You've earned the right to a higher education through your service in the U.S. Armed Forces. But how do you use your GI Bill benefits? Which version is right for you? The Legion can help answer questions about state and/or federal education benefits, who can use them, and how long.
The American Legion teamed up with the Student Veterans of America to co-host a Veterans On Campus education symposium March 20, during the Legion’s 51st annual Washington Conference.
Harold Barnett, chairman of the Legion’s Economic Commission, opened the event with brief remarks. Derek Blumke, SVA’s cofounder, then spoke and introduced American Legion Past National Commander Robert W. Spanogle, the symposium’s keynote speaker. Spanogle is a Vietnam veteran and served as the Legion’s national adjutant for nearly three decades.
The symposium’s theme was “Bridging the Gap,” and focused on the unique needs of returning veterans when they enroll in academic institutions, and how The American Legion and other veterans service organizations can assist in this transition.

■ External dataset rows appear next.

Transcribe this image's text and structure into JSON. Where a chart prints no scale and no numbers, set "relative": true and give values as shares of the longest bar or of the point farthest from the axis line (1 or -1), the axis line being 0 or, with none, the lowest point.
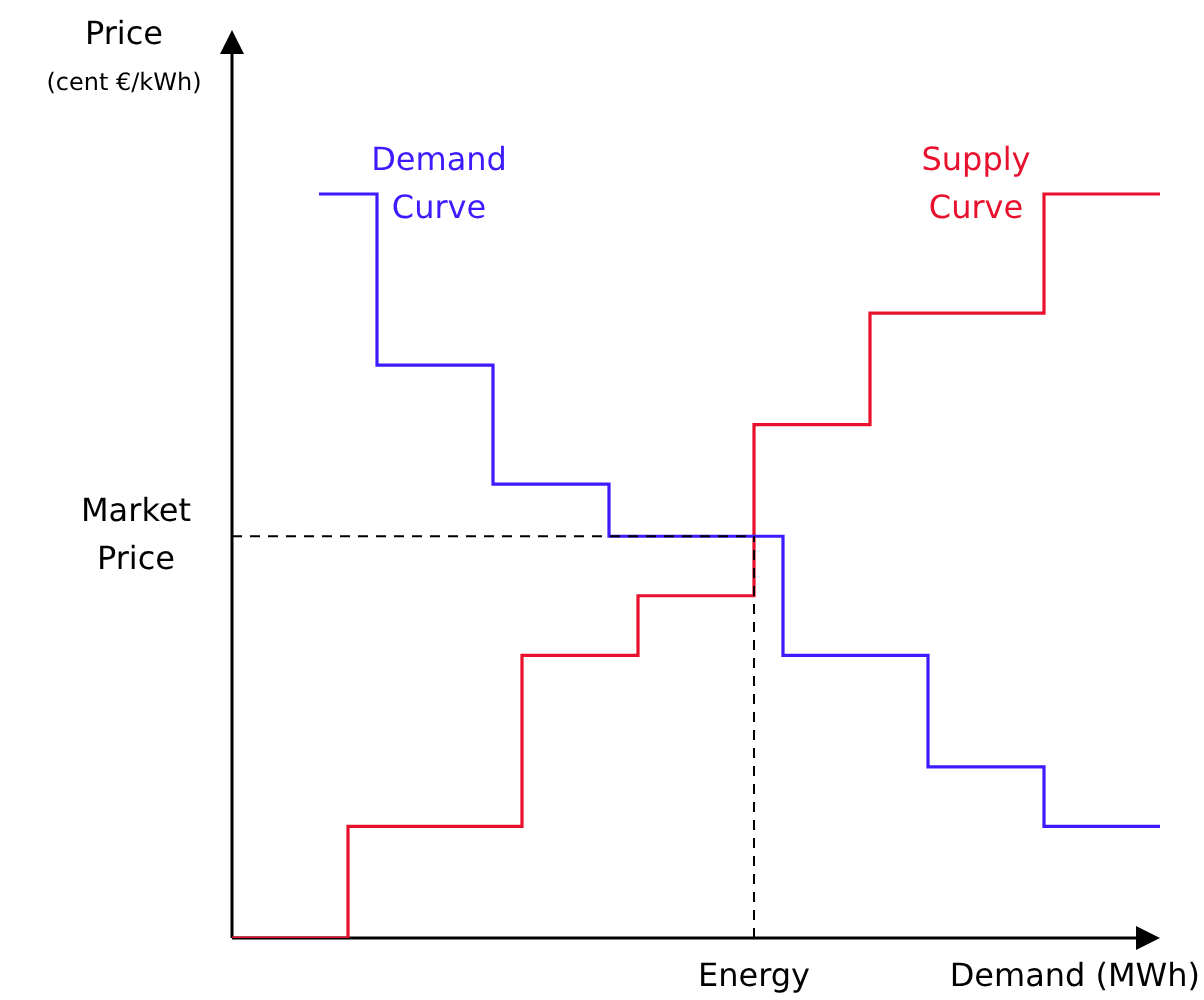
{
  "chart_data": {
    "type": "step",
    "relative": true,
    "ylabel": "Price\n(cent €/kWh)",
    "xlabel": "Demand (MWh)",
    "tick_labels": false,
    "legend": false,
    "categories": [
      null,
      null,
      null,
      null,
      null,
      null,
      null,
      null,
      null,
      null,
      null,
      null,
      null,
      null,
      null,
      null,
      null,
      null,
      null,
      null,
      null,
      null,
      null,
      null,
      null,
      null,
      null,
      null,
      null,
      null,
      null,
      null,
      null
    ],
    "series": [
      {
        "name": "Demand\nCurve",
        "color": "#3c1cff",
        "values": [
          null,
          null,
          null,
          1,
          1,
          0.77,
          0.77,
          0.77,
          0.77,
          0.61,
          0.61,
          0.61,
          0.61,
          0.54,
          0.54,
          0.54,
          0.54,
          0.54,
          0.54,
          0.38,
          0.38,
          0.38,
          0.38,
          0.38,
          0.23,
          0.23,
          0.23,
          0.23,
          0.15,
          0.15,
          0.15,
          0.15,
          0.15
        ]
      },
      {
        "name": "Supply\nCurve",
        "color": "#e8102c",
        "values": [
          0,
          0,
          0,
          0,
          0.15,
          0.15,
          0.15,
          0.15,
          0.15,
          0.15,
          0.38,
          0.38,
          0.38,
          0.38,
          0.46,
          0.46,
          0.46,
          0.46,
          0.69,
          0.69,
          0.69,
          0.69,
          0.84,
          0.84,
          0.84,
          0.84,
          0.84,
          0.84,
          1,
          1,
          1,
          1,
          1
        ]
      }
    ],
    "ref_lines": [
      {
        "axis": "y",
        "value": 0.54,
        "label": "Market\nPrice",
        "color": "#000000",
        "line_style": "dashed"
      },
      {
        "axis": "x",
        "label": "Energy",
        "color": "#000000",
        "line_style": "dashed"
      }
    ]
  }
}
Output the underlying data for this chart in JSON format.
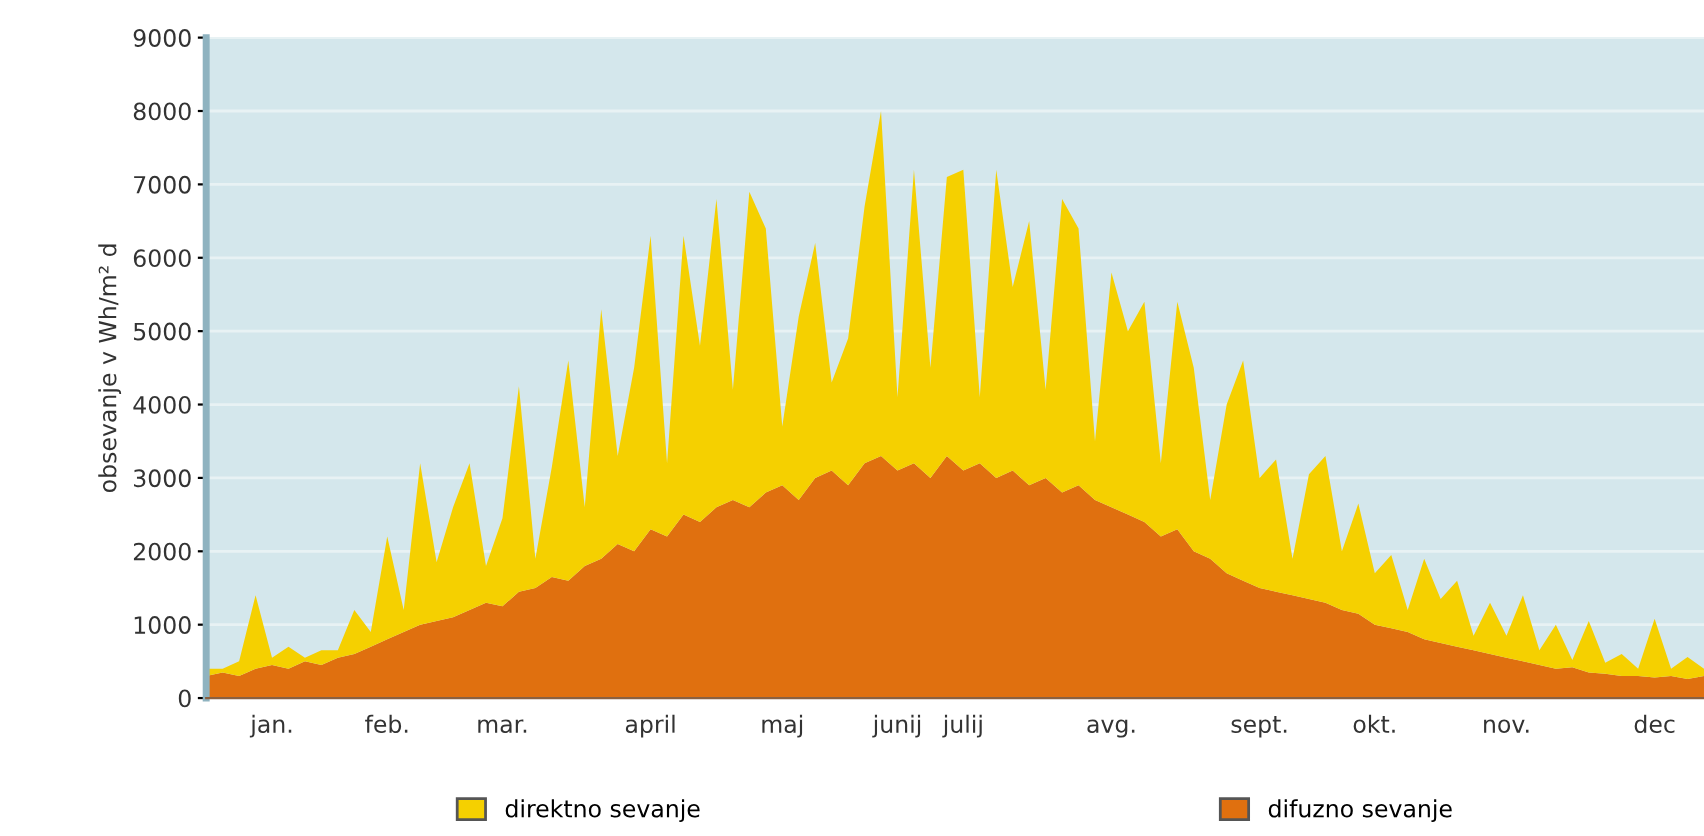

The opening session featured a thorough explanation of GI Bill benefits by Randy Lazaro from VA’s Education Services. He discussed new benefits afforded by recent federal legislation and also spelled out some limitations or restrictions on those benefits. For example, the new $17,500 limit on GI Bill benefits per academic year applies only to private colleges and universities, and other non-public institutions. Veterans still get 100-percent tuition payments for public schools.
The symposium also featured several panels: student veterans, facilitated by Erik Brine of SVA’s Georgetown University chapter; congressional staffers from the House and Senate Veterans’ Affairs committees, a panel on women veterans issues, moderated by Karen Courington, a member of the U.S. Air Force Reserve and Georgetown University alumna; and a final panel made up of representatives from The American Legion and other veterans service organizations.